SANTIAGO, Chile — Former East German first lady Margot Honecker, who defended the now-vanished Communist country to the end, died Friday in Chile at age 89, a family friend confirmed.

Honecker had lived since 1992 in Chile, three years after the toppling of the Berlin Wall signaled the impending collapse of the socialist government. Her husband, Erich Honecker, died in 1994 after joining her in Chile.

A family friend and member of Chile’s Communist Party confirmed the death.

Honecker, who remained unrepentant about the country’s record of repression, had been education minister and dictated what children in rigidly orthodox East Germany learned for 26 years.

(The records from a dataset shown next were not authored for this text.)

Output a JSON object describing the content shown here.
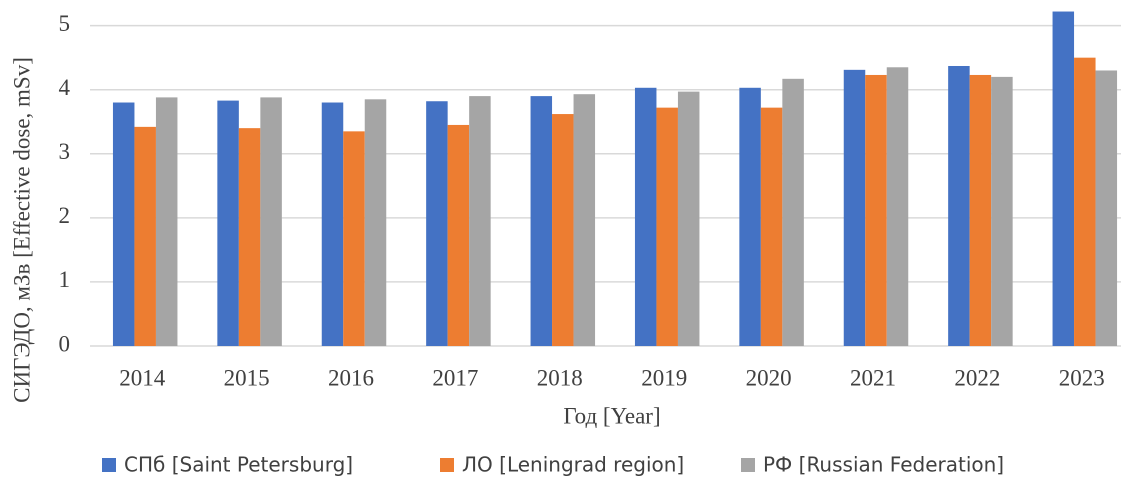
{
  "chart_data": {
    "type": "bar",
    "ylabel": "СИГЭДО, мЗв [Effective dose, mSv]",
    "xlabel": "Год [Year]",
    "categories": [
      "2014",
      "2015",
      "2016",
      "2017",
      "2018",
      "2019",
      "2020",
      "2021",
      "2022",
      "2023"
    ],
    "series": [
      {
        "name": "СПб [Saint Petersburg]",
        "color": "#4472c4",
        "values": [
          3.8,
          3.83,
          3.8,
          3.82,
          3.9,
          4.03,
          4.03,
          4.31,
          4.37,
          5.22
        ]
      },
      {
        "name": "ЛО [Leningrad region]",
        "color": "#ed7d31",
        "values": [
          3.42,
          3.4,
          3.35,
          3.45,
          3.62,
          3.72,
          3.72,
          4.23,
          4.23,
          4.5
        ]
      },
      {
        "name": "РФ [Russian Federation]",
        "color": "#a5a5a5",
        "values": [
          3.88,
          3.88,
          3.85,
          3.9,
          3.93,
          3.97,
          4.17,
          4.35,
          4.2,
          4.3
        ]
      }
    ],
    "ylim": [
      0,
      5.4
    ],
    "yticks": [
      0,
      1,
      2,
      3,
      4,
      5
    ],
    "grid": true,
    "legend": "bottom"
  }
}
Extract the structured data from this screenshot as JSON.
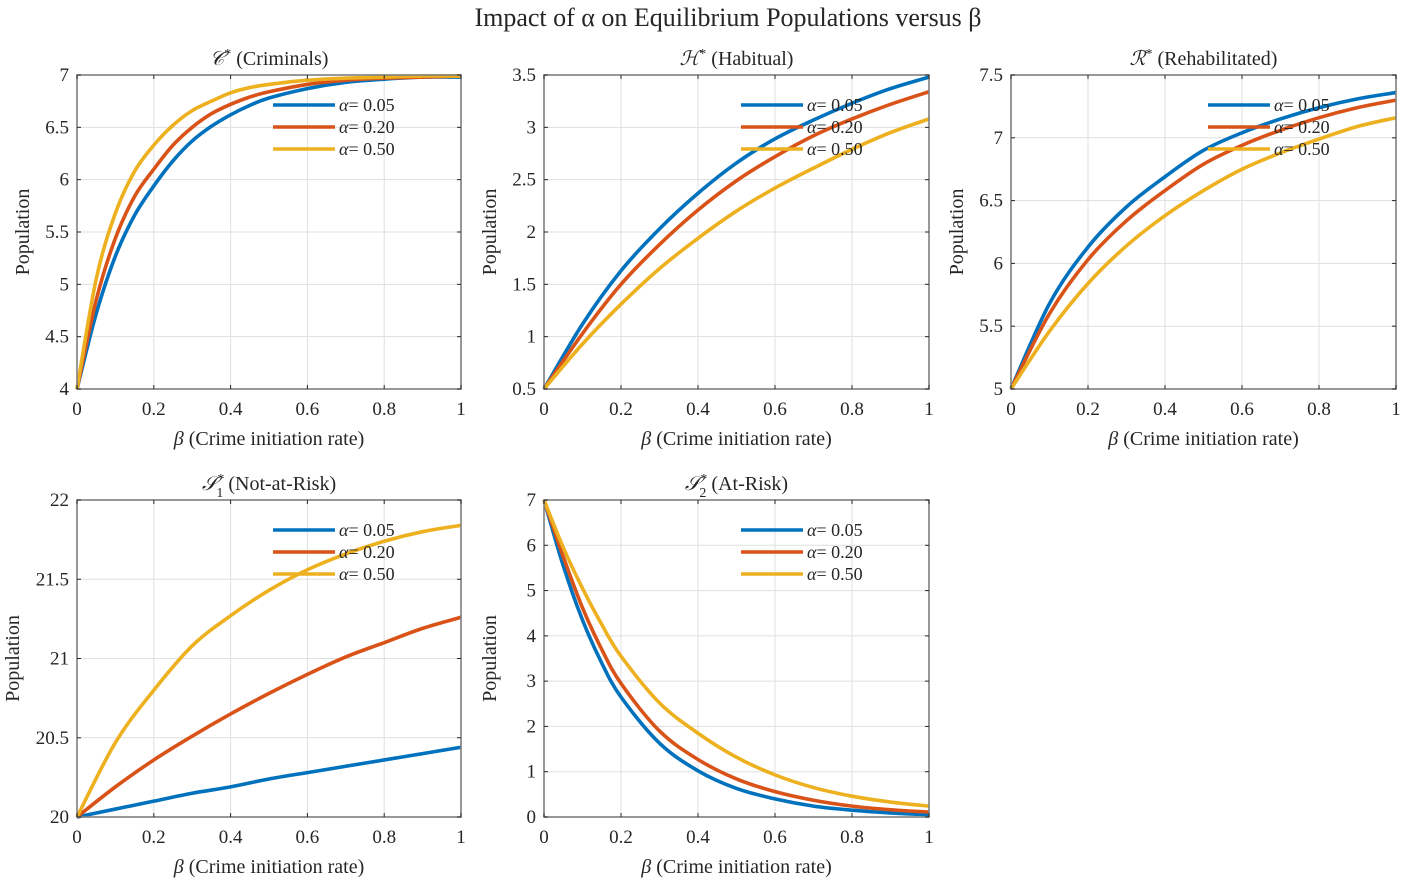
{
  "figure_title": "Impact of α on Equilibrium Populations versus β",
  "series_colors": [
    "#0072BD",
    "#D95319",
    "#EDB120"
  ],
  "chart_data": [
    {
      "type": "line",
      "id": "criminals",
      "title_symbol": "𝒞*",
      "title": "𝒞* (Criminals)",
      "title_text": "(Criminals)",
      "xlabel": "β (Crime initiation rate)",
      "ylabel": "Population",
      "xlim": [
        0,
        1
      ],
      "ylim": [
        4,
        7
      ],
      "xticks": [
        0,
        0.2,
        0.4,
        0.6,
        0.8,
        1
      ],
      "xtick_labels": [
        "0",
        "0.2",
        "0.4",
        "0.6",
        "0.8",
        "1"
      ],
      "yticks": [
        4,
        4.5,
        5,
        5.5,
        6,
        6.5,
        7
      ],
      "ytick_labels": [
        "4",
        "4.5",
        "5",
        "5.5",
        "6",
        "6.5",
        "7"
      ],
      "grid": true,
      "legend_position": "top-right",
      "x": [
        0,
        0.05,
        0.1,
        0.15,
        0.2,
        0.25,
        0.3,
        0.35,
        0.4,
        0.45,
        0.5,
        0.6,
        0.7,
        0.8,
        0.9,
        1.0
      ],
      "series": [
        {
          "name": "α= 0.05",
          "values": [
            4.0,
            4.72,
            5.27,
            5.66,
            5.94,
            6.18,
            6.37,
            6.51,
            6.62,
            6.71,
            6.78,
            6.87,
            6.93,
            6.96,
            6.98,
            6.98
          ]
        },
        {
          "name": "α= 0.20",
          "values": [
            4.0,
            4.85,
            5.44,
            5.84,
            6.1,
            6.33,
            6.5,
            6.63,
            6.72,
            6.79,
            6.84,
            6.91,
            6.95,
            6.97,
            6.98,
            6.99
          ]
        },
        {
          "name": "α= 0.50",
          "values": [
            4.0,
            5.05,
            5.68,
            6.08,
            6.33,
            6.52,
            6.66,
            6.75,
            6.83,
            6.88,
            6.91,
            6.95,
            6.97,
            6.98,
            6.99,
            6.99
          ]
        }
      ]
    },
    {
      "type": "line",
      "id": "habitual",
      "title_symbol": "ℋ*",
      "title": "ℋ* (Habitual)",
      "title_text": "(Habitual)",
      "xlabel": "β (Crime initiation rate)",
      "ylabel": "Population",
      "xlim": [
        0,
        1
      ],
      "ylim": [
        0.5,
        3.5
      ],
      "xticks": [
        0,
        0.2,
        0.4,
        0.6,
        0.8,
        1
      ],
      "xtick_labels": [
        "0",
        "0.2",
        "0.4",
        "0.6",
        "0.8",
        "1"
      ],
      "yticks": [
        0.5,
        1,
        1.5,
        2,
        2.5,
        3,
        3.5
      ],
      "ytick_labels": [
        "0.5",
        "1",
        "1.5",
        "2",
        "2.5",
        "3",
        "3.5"
      ],
      "grid": true,
      "legend_position": "top-right",
      "x": [
        0,
        0.1,
        0.2,
        0.3,
        0.4,
        0.5,
        0.6,
        0.7,
        0.8,
        0.9,
        1.0
      ],
      "series": [
        {
          "name": "α= 0.05",
          "values": [
            0.5,
            1.12,
            1.63,
            2.03,
            2.37,
            2.66,
            2.89,
            3.07,
            3.23,
            3.37,
            3.48
          ]
        },
        {
          "name": "α= 0.20",
          "values": [
            0.5,
            1.03,
            1.5,
            1.88,
            2.21,
            2.49,
            2.72,
            2.92,
            3.08,
            3.22,
            3.34
          ]
        },
        {
          "name": "α= 0.50",
          "values": [
            0.5,
            0.93,
            1.31,
            1.65,
            1.94,
            2.2,
            2.42,
            2.61,
            2.79,
            2.95,
            3.08
          ]
        }
      ]
    },
    {
      "type": "line",
      "id": "rehabilitated",
      "title_symbol": "ℛ*",
      "title": "ℛ* (Rehabilitated)",
      "title_text": "(Rehabilitated)",
      "xlabel": "β (Crime initiation rate)",
      "ylabel": "Population",
      "xlim": [
        0,
        1
      ],
      "ylim": [
        5,
        7.5
      ],
      "xticks": [
        0,
        0.2,
        0.4,
        0.6,
        0.8,
        1
      ],
      "xtick_labels": [
        "0",
        "0.2",
        "0.4",
        "0.6",
        "0.8",
        "1"
      ],
      "yticks": [
        5,
        5.5,
        6,
        6.5,
        7,
        7.5
      ],
      "ytick_labels": [
        "5",
        "5.5",
        "6",
        "6.5",
        "7",
        "7.5"
      ],
      "grid": true,
      "legend_position": "top-right",
      "x": [
        0,
        0.1,
        0.2,
        0.3,
        0.4,
        0.5,
        0.6,
        0.7,
        0.8,
        0.9,
        1.0
      ],
      "series": [
        {
          "name": "α= 0.05",
          "values": [
            5.0,
            5.68,
            6.13,
            6.45,
            6.69,
            6.9,
            7.04,
            7.15,
            7.24,
            7.31,
            7.36
          ]
        },
        {
          "name": "α= 0.20",
          "values": [
            5.0,
            5.6,
            6.03,
            6.34,
            6.58,
            6.79,
            6.94,
            7.06,
            7.16,
            7.24,
            7.3
          ]
        },
        {
          "name": "α= 0.50",
          "values": [
            5.0,
            5.46,
            5.84,
            6.14,
            6.38,
            6.58,
            6.75,
            6.88,
            6.99,
            7.09,
            7.16
          ]
        }
      ]
    },
    {
      "type": "line",
      "id": "not-at-risk",
      "title_symbol": "𝒮",
      "title_subscript": "1",
      "title": "𝒮₁* (Not-at-Risk)",
      "title_text": "(Not-at-Risk)",
      "xlabel": "β (Crime initiation rate)",
      "ylabel": "Population",
      "xlim": [
        0,
        1
      ],
      "ylim": [
        20,
        22
      ],
      "xticks": [
        0,
        0.2,
        0.4,
        0.6,
        0.8,
        1
      ],
      "xtick_labels": [
        "0",
        "0.2",
        "0.4",
        "0.6",
        "0.8",
        "1"
      ],
      "yticks": [
        20,
        20.5,
        21,
        21.5,
        22
      ],
      "ytick_labels": [
        "20",
        "20.5",
        "21",
        "21.5",
        "22"
      ],
      "grid": true,
      "legend_position": "top-right",
      "x": [
        0,
        0.1,
        0.2,
        0.3,
        0.4,
        0.5,
        0.6,
        0.7,
        0.8,
        0.9,
        1.0
      ],
      "series": [
        {
          "name": "α= 0.05",
          "values": [
            20.0,
            20.05,
            20.1,
            20.15,
            20.19,
            20.24,
            20.28,
            20.32,
            20.36,
            20.4,
            20.44
          ]
        },
        {
          "name": "α= 0.20",
          "values": [
            20.0,
            20.19,
            20.36,
            20.51,
            20.65,
            20.78,
            20.9,
            21.01,
            21.1,
            21.19,
            21.26
          ]
        },
        {
          "name": "α= 0.50",
          "values": [
            20.0,
            20.47,
            20.8,
            21.08,
            21.27,
            21.43,
            21.56,
            21.66,
            21.74,
            21.8,
            21.84
          ]
        }
      ]
    },
    {
      "type": "line",
      "id": "at-risk",
      "title_symbol": "𝒮",
      "title_subscript": "2",
      "title": "𝒮₂* (At-Risk)",
      "title_text": "(At-Risk)",
      "xlabel": "β (Crime initiation rate)",
      "ylabel": "Population",
      "xlim": [
        0,
        1
      ],
      "ylim": [
        0,
        7
      ],
      "xticks": [
        0,
        0.2,
        0.4,
        0.6,
        0.8,
        1
      ],
      "xtick_labels": [
        "0",
        "0.2",
        "0.4",
        "0.6",
        "0.8",
        "1"
      ],
      "yticks": [
        0,
        1,
        2,
        3,
        4,
        5,
        6,
        7
      ],
      "ytick_labels": [
        "0",
        "1",
        "2",
        "3",
        "4",
        "5",
        "6",
        "7"
      ],
      "grid": true,
      "legend_position": "top-right",
      "x": [
        0,
        0.05,
        0.1,
        0.15,
        0.2,
        0.3,
        0.4,
        0.5,
        0.6,
        0.7,
        0.8,
        0.9,
        1.0
      ],
      "series": [
        {
          "name": "α= 0.05",
          "values": [
            7.0,
            5.55,
            4.35,
            3.4,
            2.65,
            1.63,
            1.02,
            0.63,
            0.4,
            0.24,
            0.15,
            0.09,
            0.05
          ]
        },
        {
          "name": "α= 0.20",
          "values": [
            7.0,
            5.75,
            4.62,
            3.7,
            2.95,
            1.9,
            1.27,
            0.84,
            0.56,
            0.37,
            0.24,
            0.16,
            0.11
          ]
        },
        {
          "name": "α= 0.50",
          "values": [
            7.0,
            5.95,
            5.05,
            4.25,
            3.55,
            2.52,
            1.85,
            1.32,
            0.93,
            0.65,
            0.46,
            0.33,
            0.24
          ]
        }
      ]
    }
  ]
}
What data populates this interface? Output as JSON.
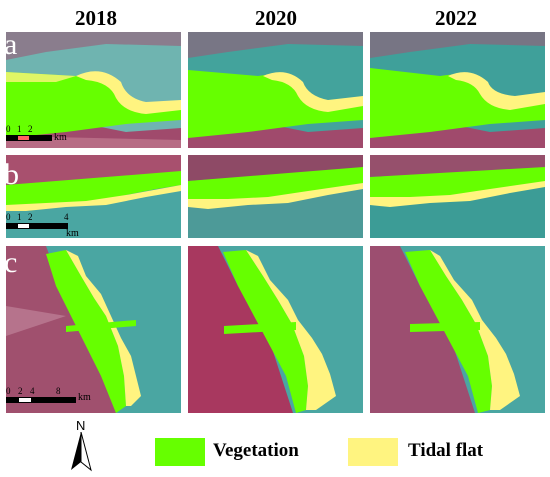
{
  "years": [
    "2018",
    "2020",
    "2022"
  ],
  "rows": [
    {
      "label": "a",
      "scale_ticks": [
        "0",
        "1",
        "2"
      ],
      "scale_unit": "km"
    },
    {
      "label": "b",
      "scale_ticks": [
        "0",
        "1",
        "2",
        "4"
      ],
      "scale_unit": "km"
    },
    {
      "label": "c",
      "scale_ticks": [
        "0",
        "2",
        "4",
        "",
        "8"
      ],
      "scale_unit": "km"
    }
  ],
  "legend": {
    "north_label": "N",
    "items": [
      {
        "name": "Vegetation",
        "color": "#66ff00"
      },
      {
        "name": "Tidal flat",
        "color": "#fff480"
      }
    ]
  },
  "colors": {
    "water": "#4aa6a2",
    "land": "#a04a6c",
    "vegetation": "#66ff00",
    "tidal_flat": "#fff480"
  }
}
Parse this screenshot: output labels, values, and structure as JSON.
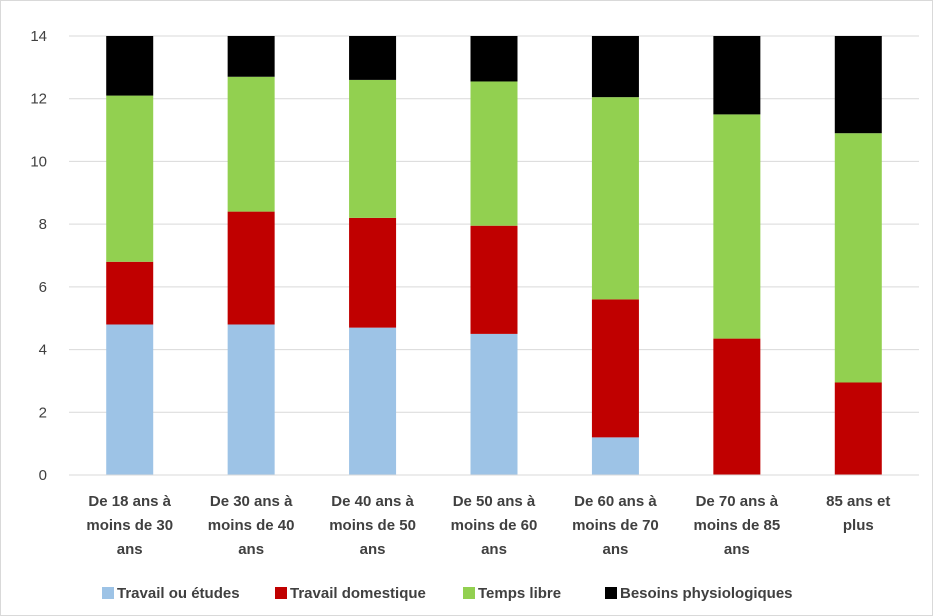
{
  "chart_data": {
    "type": "stacked-bar",
    "categories": [
      [
        "De 18 ans à",
        "moins de 30",
        "ans"
      ],
      [
        "De 30 ans à",
        "moins de 40",
        "ans"
      ],
      [
        "De 40 ans à",
        "moins de 50",
        "ans"
      ],
      [
        "De 50 ans à",
        "moins de 60",
        "ans"
      ],
      [
        "De 60 ans à",
        "moins de 70",
        "ans"
      ],
      [
        "De 70 ans à",
        "moins de 85",
        "ans"
      ],
      [
        "85 ans et",
        "plus"
      ]
    ],
    "series": [
      {
        "name": "Travail ou études",
        "color": "#9dc3e6",
        "values": [
          4.8,
          4.8,
          4.7,
          4.5,
          1.2,
          0.0,
          0.0
        ]
      },
      {
        "name": "Travail domestique",
        "color": "#c00000",
        "values": [
          2.0,
          3.6,
          3.5,
          3.45,
          4.4,
          4.35,
          2.95
        ]
      },
      {
        "name": "Temps libre",
        "color": "#92d050",
        "values": [
          5.3,
          4.3,
          4.4,
          4.6,
          6.45,
          7.15,
          7.95
        ]
      },
      {
        "name": "Besoins physiologiques",
        "color": "#000000",
        "values": [
          1.9,
          1.3,
          1.4,
          1.45,
          1.95,
          2.5,
          3.1
        ]
      }
    ],
    "ylim": [
      0,
      14
    ],
    "yticks": [
      "0",
      "2",
      "4",
      "6",
      "8",
      "10",
      "12",
      "14"
    ],
    "grid": true,
    "legend_position": "bottom",
    "title": "",
    "xlabel": "",
    "ylabel": ""
  }
}
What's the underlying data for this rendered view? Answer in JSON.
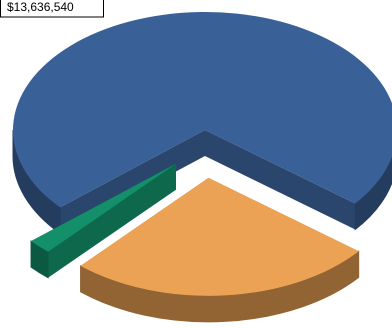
{
  "chart_data": {
    "type": "pie",
    "values": [
      13636540,
      4900000,
      380000
    ],
    "value_labels": [
      "$13,636,540",
      null,
      null
    ],
    "colors": [
      "#3a6197",
      "#eba254",
      "#13906a"
    ]
  }
}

She said youngsters must defend socialism “if necessary with a weapon in the hand,” and one of her pet projects was field trips by kindergarten children to military bases.

Born Margot Feist in the eastern city of Halle on April 17, 1927, Honecker grew up in a poor family. She trained as a saleswoman before taking a job as a telephone operator.

She became a member of the Communist Party in 1945, and then rose through the ranks of the communist youth organization, the Free German Youth.

In 1950, at age 22, she became the youngest lawmaker in the fledgling East German parliament. She married Erich Honecker in 1953.

She started work at the Education Ministry in 1955 and rose to become minister in 1963.Margot Honecker resigned shortly before the Wall fell in November 1989, with the communist system in crisis and her husband already ousted as East German leader.